なぜ、いわきのかあちゃんは「つゆ」を「つよ」と呼ぶのだろう。
今日は何人で来たの? そば、食べでぐんだっぺ?
ほら、できたよー。遠慮しねえで食べでぎなー
なんだっぺ、そばのつよ、遠慮しねえで、もっと入れでいいがんねぇー
つよあっけ? 足んねぐねえげ?
もったいねえがら、つよも全部飲みな
ちょっと、そごの冷蔵庫の上にあっから、つよ、足りないどぎは言いなよー
この日、いごく取材班は、好間の「北二区集会所」でご飯を頂いていた。月に1回開催される「つどい」の日。以前、いごくでも紹介したけれど、この集会所では、地区の母ちゃんたちがお勝手隊を結成して、自分たちよりも年齢が上のお姉さまがたに料理を振る舞うという活動を続けている。

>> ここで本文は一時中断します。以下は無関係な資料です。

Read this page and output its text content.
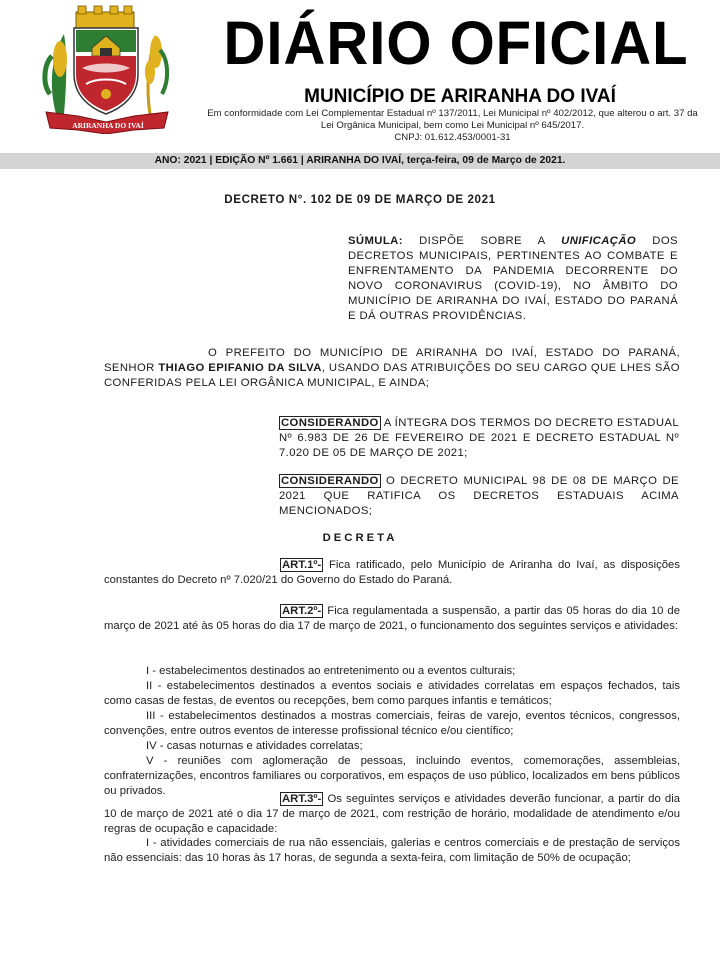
ARIRANHA DO IVAÍ
DIÁRIO OFICIAL
MUNICÍPIO DE ARIRANHA DO IVAÍ
Em conformidade com Lei Complementar Estadual nº 137/2011, Lei Municipal nº 402/2012, que alterou o art. 37 da
Lei Orgânica Municipal, bem como Lei Municipal nº 645/2017.
CNPJ: 01.612.453/0001-31
ANO: 2021 | EDIÇÃO Nº 1.661 | ARIRANHA DO IVAÍ, terça-feira, 09 de Março de 2021.
DECRETO N°. 102 DE 09 DE MARÇO DE 2021
SÚMULA: DISPÕE SOBRE A UNIFICAÇÃO DOS DECRETOS MUNICIPAIS, PERTINENTES AO COMBATE E ENFRENTAMENTO DA PANDEMIA DECORRENTE DO NOVO CORONAVIRUS (COVID-19), NO ÂMBITO DO MUNICÍPIO DE ARIRANHA DO IVAÍ, ESTADO DO PARANÁ E DÁ OUTRAS PROVIDÊNCIAS.
O PREFEITO DO MUNICÍPIO DE ARIRANHA DO IVAÍ, ESTADO DO PARANÁ, SENHOR THIAGO EPIFANIO DA SILVA, USANDO DAS ATRIBUIÇÕES DO SEU CARGO QUE LHES SÃO CONFERIDAS PELA LEI ORGÂNICA MUNICIPAL, E AINDA;
CONSIDERANDO A ÍNTEGRA DOS TERMOS DO DECRETO ESTADUAL Nº 6.983 DE 26 DE FEVEREIRO DE 2021 E DECRETO ESTADUAL Nº 7.020 DE 05 DE MARÇO DE 2021;
CONSIDERANDO O DECRETO MUNICIPAL 98 DE 08 DE MARÇO DE 2021 QUE RATIFICA OS DECRETOS ESTADUAIS ACIMA MENCIONADOS;
DECRETA
ART.1º- Fica ratificado, pelo Município de Ariranha do Ivaí, as disposições constantes do Decreto nº 7.020/21 do Governo do Estado do Paraná.
ART.2º- Fica regulamentada a suspensão, a partir das 05 horas do dia 10 de março de 2021 até às 05 horas do dia 17 de março de 2021, o funcionamento dos seguintes serviços e atividades:
I - estabelecimentos destinados ao entretenimento ou a eventos culturais;
II - estabelecimentos destinados a eventos sociais e atividades correlatas em espaços fechados, tais como casas de festas, de eventos ou recepções, bem como parques infantis e temáticos;
III - estabelecimentos destinados a mostras comerciais, feiras de varejo, eventos técnicos, congressos, convenções, entre outros eventos de interesse profissional técnico e/ou científico;
IV - casas noturnas e atividades correlatas;
V - reuniões com aglomeração de pessoas, incluindo eventos, comemorações, assembleias, confraternizações, encontros familiares ou corporativos, em espaços de uso público, localizados em bens públicos ou privados.
ART.3º- Os seguintes serviços e atividades deverão funcionar, a partir do dia 10 de março de 2021 até o dia 17 de março de 2021, com restrição de horário, modalidade de atendimento e/ou regras de ocupação e capacidade:
I - atividades comerciais de rua não essenciais, galerias e centros comerciais e de prestação de serviços não essenciais: das 10 horas às 17 horas, de segunda a sexta-feira, com limitação de 50% de ocupação;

料理にうるさい、というかプロ級の腕前を持つ母ちゃんがいるためか、いつも必要以上に本格的なメニューを作っていて、前回は、カレーを2キロほど食べさせら、、、いや、大盛りのカレーを振る舞って頂いた。今回は、手打ちそばである。
なんと、市内の蕎麦屋さんの職人にお願いして打ってもらっている。つどいの場とは、実はグルメの場なのだ、少なくとも、この好間北二区では。
そばを食い始める。そして、母ちゃんたちはつよをちゃんと入れろ、遠慮すんなと語りかけてくる。いわき市民はとにかくつよが好きな民族だ。ラーメン屋のつよは、多くの店でひったひた。ちょっとしょっぱめのつよを遠慮なく頂くのが流儀である。
つゆではない。お・つ・よ。
「つよ」という言葉を使うのは、母ちゃんと相場が決まっている。うちの父は、ラーメンは「スープ」だし、そばは「つゆ」。けれど母ちゃんはラーメンもそばもうどんも全部「つよ」。つまり「つよ」は、ぼくにとっては母親の象徴なのである。
つどいの場の、まだ3回くらいしか会ったことのない母ちゃんの口から出てきた「つよ」。それは、人と人の距離を縮めるには十分すぎる、なんというか、魔法のような言葉だ。思わず、いごくチームのメンバーと顔を見せ合って、「つよ、出た!」、「なんで母ちゃんって『つよ』なんだ!」という話題でひとしきり盛り上がった。
つよは、いつだって家庭にある。
セミの声が聞こえるような暑い夏の土曜日に、「もう飽きたっつーの!」「なんで年寄りはそんなにそうめんばっか食ってんだ!」とブチ切れながら食べた冷たいそうめん。テスト前の一夜漬けの勉強の後、「うでだ(茹でた)がら食べな」と部屋まで持ってきてくれた、シンプルなそば(具は刻んだネギだけ)。下痢が続いて食欲が出ないときに、適当に冷凍庫に入ってたやつで作ってくれたうどん。
つよは、母の優しさに包まれている。そしていつも、少しだけ押し付けがましい。だけれど、その押し付けがましさこそ、母の愛というものなのだろう。そうめんも、そばも、うどんも、みな猛烈な懐かしさとともに思い出される。
そんな神妙な気持ちでそばをすする。好間の母ちゃんたちは、まだせっせと働きながら、適当に余り物をつまみ、噂話をしたり、昔の話をしてゲラゲラと笑っているのだった。
つよ。
うん。それでいい。こうでなくては。
ぼくの腹は大量のつよでタプタプしている。それなのに、ジャガイモの煮っ転がしを押し付けられる。そして、余ったそばがきもある。そばがきの器からは、うまそうな湯気が上がっている。そのつよは熱く、そして野菜の煮たような甘みが存分に感じられて、胃の中にストンとおさまった。
玄関から、風が優しく吹き込んでくる。ぼくは、ふーーーーっと息を吐いて、そして、うん、うん、とうなづいた。特段何かを考えたわけじゃない。過ごした時間が、何かとてもこの空間にふさわしいような気がして、なぜかとても深く納得できたのだった。
もう一度、玄関から涼しげな風が吹いてきた。なぜ母ちゃんたちは「つよ」と呼ぶのか。そんなことは、もうどうでもよくなって、ぼくはまた、うん、うん、とうなづき、撮影の仕事に戻った。